The Biden administration has set a goal to build out 30 gigawatts of offshore wind power capacity by 2030. It is an ambitious endpoint – even wind power advocates say the U.S. plans could be slowed by limited availability of wind turbine installation vessels.
But the National Academies report says change is needed now to ensure vessels can operate safely around the wind turbine generators, or WTGs, envisioned by the federal Bureau of Ocean Energy Management and wind developers.
“Marine vessel radars are not presently optimized to operate in a WTG environment,” the report states up front. “Marine WTGs are very large structures, with towers on the order of several hundred meters and blade lengths exceeding 100 meters. Being heavily composed of steel, the nominal WTG structure has a large radar cross section.”
With the potential for building hundreds of turbines on the East Coast outer continental shelf, “the combination of high radar reflectivity and vast number of WTGs leads to many strong reflected signals entering the radar receiver, further complicated by other factors, such as multipath and range ambiguous returns,” the report says. “In addition, blade motion generates aspect dependent, Doppler-spread interference. These various effects, left unresolved, combine to complicate navigation decision-making.”
Mariners can adapt to operating radars around wind turbines, especially with the latest radar equipment and appropriate training, the report says. But adjusting to the image clutter and scatter from turbines will obfuscate their view of smaller vessels amid the turbine fields – a critical problem for search and rescue operations, the report says.
The National Academies report draws on some studies from wind turbine arrays off the United Kingdom, but the authors stress the proposed size and scale of U.S. offshore projects will involve a whole new scale of bigger turbines with much more profound radar effects.
The wind power industry is looking to taller, more powerful turbines in excess of 800 feet above sea level and 14 MW output.

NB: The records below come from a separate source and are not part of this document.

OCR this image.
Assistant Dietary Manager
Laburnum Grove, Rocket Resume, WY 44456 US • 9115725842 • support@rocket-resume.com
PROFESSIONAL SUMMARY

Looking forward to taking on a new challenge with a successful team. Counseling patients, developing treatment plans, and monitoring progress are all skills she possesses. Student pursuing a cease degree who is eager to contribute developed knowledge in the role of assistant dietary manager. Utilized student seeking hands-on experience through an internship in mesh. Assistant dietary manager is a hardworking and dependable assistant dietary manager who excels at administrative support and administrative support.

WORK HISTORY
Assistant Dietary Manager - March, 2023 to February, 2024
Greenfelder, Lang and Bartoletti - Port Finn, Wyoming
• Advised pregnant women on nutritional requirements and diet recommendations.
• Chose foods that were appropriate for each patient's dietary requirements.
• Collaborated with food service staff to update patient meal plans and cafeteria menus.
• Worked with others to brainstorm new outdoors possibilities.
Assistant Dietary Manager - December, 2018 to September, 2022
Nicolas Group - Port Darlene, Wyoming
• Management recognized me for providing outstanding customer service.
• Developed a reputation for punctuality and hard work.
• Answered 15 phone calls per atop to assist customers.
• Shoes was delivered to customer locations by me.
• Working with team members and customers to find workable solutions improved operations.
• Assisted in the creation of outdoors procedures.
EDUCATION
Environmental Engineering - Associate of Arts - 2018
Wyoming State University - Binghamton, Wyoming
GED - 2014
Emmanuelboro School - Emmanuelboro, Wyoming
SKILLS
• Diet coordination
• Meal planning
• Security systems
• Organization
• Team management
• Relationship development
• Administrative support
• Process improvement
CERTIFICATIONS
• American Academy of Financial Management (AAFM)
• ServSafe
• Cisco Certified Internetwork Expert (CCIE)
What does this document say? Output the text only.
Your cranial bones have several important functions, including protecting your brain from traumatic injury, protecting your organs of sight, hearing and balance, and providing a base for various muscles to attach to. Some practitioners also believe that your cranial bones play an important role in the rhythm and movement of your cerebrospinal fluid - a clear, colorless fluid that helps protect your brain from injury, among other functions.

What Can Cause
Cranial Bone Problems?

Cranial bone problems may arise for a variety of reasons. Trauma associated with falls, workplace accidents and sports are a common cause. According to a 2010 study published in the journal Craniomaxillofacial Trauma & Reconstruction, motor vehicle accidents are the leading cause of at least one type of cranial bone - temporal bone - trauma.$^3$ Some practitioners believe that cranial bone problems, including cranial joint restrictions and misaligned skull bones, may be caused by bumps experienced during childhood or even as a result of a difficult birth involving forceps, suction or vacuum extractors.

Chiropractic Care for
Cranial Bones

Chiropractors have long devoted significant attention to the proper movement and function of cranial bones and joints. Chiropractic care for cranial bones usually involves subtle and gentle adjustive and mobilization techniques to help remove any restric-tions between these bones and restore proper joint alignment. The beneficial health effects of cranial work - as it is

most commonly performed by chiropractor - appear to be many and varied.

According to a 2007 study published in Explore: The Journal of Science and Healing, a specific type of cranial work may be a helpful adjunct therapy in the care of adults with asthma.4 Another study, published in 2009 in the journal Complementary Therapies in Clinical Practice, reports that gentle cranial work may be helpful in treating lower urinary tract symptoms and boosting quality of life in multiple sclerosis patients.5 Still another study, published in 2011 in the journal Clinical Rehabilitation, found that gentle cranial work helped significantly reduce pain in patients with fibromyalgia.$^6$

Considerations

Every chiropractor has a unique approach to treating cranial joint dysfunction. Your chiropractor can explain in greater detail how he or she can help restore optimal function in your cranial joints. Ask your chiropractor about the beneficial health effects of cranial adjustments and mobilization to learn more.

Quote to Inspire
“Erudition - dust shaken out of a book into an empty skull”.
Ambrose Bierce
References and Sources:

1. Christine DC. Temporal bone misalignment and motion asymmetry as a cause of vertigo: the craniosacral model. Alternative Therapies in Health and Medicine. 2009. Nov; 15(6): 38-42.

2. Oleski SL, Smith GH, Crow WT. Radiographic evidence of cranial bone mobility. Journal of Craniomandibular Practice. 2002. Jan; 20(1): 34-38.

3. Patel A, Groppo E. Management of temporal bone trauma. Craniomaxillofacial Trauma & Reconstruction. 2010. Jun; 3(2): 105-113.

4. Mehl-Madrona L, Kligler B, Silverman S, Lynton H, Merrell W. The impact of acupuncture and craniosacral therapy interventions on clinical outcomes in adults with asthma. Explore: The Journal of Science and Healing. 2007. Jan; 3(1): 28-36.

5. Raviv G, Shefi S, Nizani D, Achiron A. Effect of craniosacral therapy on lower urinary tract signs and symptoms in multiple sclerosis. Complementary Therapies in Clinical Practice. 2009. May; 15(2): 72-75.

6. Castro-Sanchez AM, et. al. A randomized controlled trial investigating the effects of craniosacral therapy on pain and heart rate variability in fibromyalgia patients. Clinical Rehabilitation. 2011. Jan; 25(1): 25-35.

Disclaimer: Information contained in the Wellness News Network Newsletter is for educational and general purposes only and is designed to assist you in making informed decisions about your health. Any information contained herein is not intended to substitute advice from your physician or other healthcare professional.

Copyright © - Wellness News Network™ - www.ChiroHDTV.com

The potential extent of radar shadows cast by those turbines – obscuring radar images of smaller vessels – is concerning to the maritime community, from commercial fishermen to deep-draft vessel operators worried about spotting smaller vessels when they exit wind turbine fields close to traffic separation lanes outside major ports like the New York-New Jersey Harbor complex.
As steel structures the size of moderately high-rise New York City midtown buildings, turbines will “have significant electromagnetic reflectivity and the capacity to interfere with radar systems in their vicinity,” the report states. “Additionally, the rotating blades can return large and numerous Doppler-shifted reflections as the blades move relative to a receiving radar system.”
That has implications for radar systems that support air traffic control, weather forecasting, homeland security, national defense and maritime commerce. In 2014, the U.S. Departments of Defense and Energy, the Federal Aviation Administration, and the National Oceanic and Atmospheric Administration set up an interagency Wind Turbine Radar Interference Mitigation Working Group to begin work on mitigation solutions and strategies. BOEM joined the group in 2018 and in 2020 asked the National Academies to conduct this latest study.
Wind turbines cause radar returns that may appear as interference to vessel radars, “including strong stationary returns from the wind turbine tower, the potential for a strong blade flash return for certain geometries and relative radar-vessel positions, and Doppler-spread clutter generated along the radial extent of the (turbine) blade, which could obfuscate the radar returns of smaller watercraft or stationary objects, such as buoys,” the report states.
“Additionally, multipath reflection from an observer’s own shipboard (radar) platform is a significant challenge for returns from wind turbine generators, leading to ambiguous detections and generating a potentially confusing picture for the operator.”
The report discusses at length the possibilities for radar technology and operator training to address the challenges of navigating around turbines.
“While vessel operators can control the radar detection threshold – via changes to the receiver gain – to mitigate strong returns and manage the number of targets shown on the plan position indicator display, this will frequently lead to the unintended consequence of suppressing detections of small targets in and around wind farms, thereby affecting navigation decision-making and situational awareness,” the report says.
“While the study committee carefully distinguishes performance between magnetron and solid-state classes of marine vessel radars, the corresponding general impact of wind turbine generator-induced degradation will be similar across radar height, radar range, vessel type and size, and other likely parameters,” according to the report.
The study group found no published studies of turbine interference on Doppler-based solid-state marine radars, and their report notes previous studies by British groups “collected wind farm data using magnetron-based radar and did not measure a Doppler signal. Therefore, assertions of the suitability of solid-state radar, or lack thereof, for operation in a wind turbine generator environment are inconclusive from these experiments.”
Among more than two dozen recommendations, the National Academies paper calls for:
• Innovative and collaborative approaches to facilitate data collection, such as the establishment of a marine vessel radar “sensor integration lab” for all classes or types of marine vessel radars and the development of a validated modeling and simulation capability.
• Research, development, and characterization of a reduced radar-cross-section wind turbine generator for marine vessel radar.
• Data collection and analysis using prototype systems, preceding the full deployment of vertical axis wind turbines, if and when they become economically feasible for offshore applications, as a means of characterizing their impacts to marine vessel radars.
• Data collection and analysis on floating wind turbine generators, “which may pose additional challenges for marine vessel radars through their wave-induced movement that will likely provide a less-consistent radar return overall and may also increase clutter and complicate Doppler return interpretation.”
The report lays out detailed recommendations too for changing the design and use of vessel radars, including new training standards, evaluation and standardization of radar mountings to minimize interference, and “deployment of reference buoys adjacent to wind farms to provide mariners a reference target to appropriately adjust marine vessel radar gain and other control settings to assist in the detection of smaller targets operating in the vicinity of wind farms.”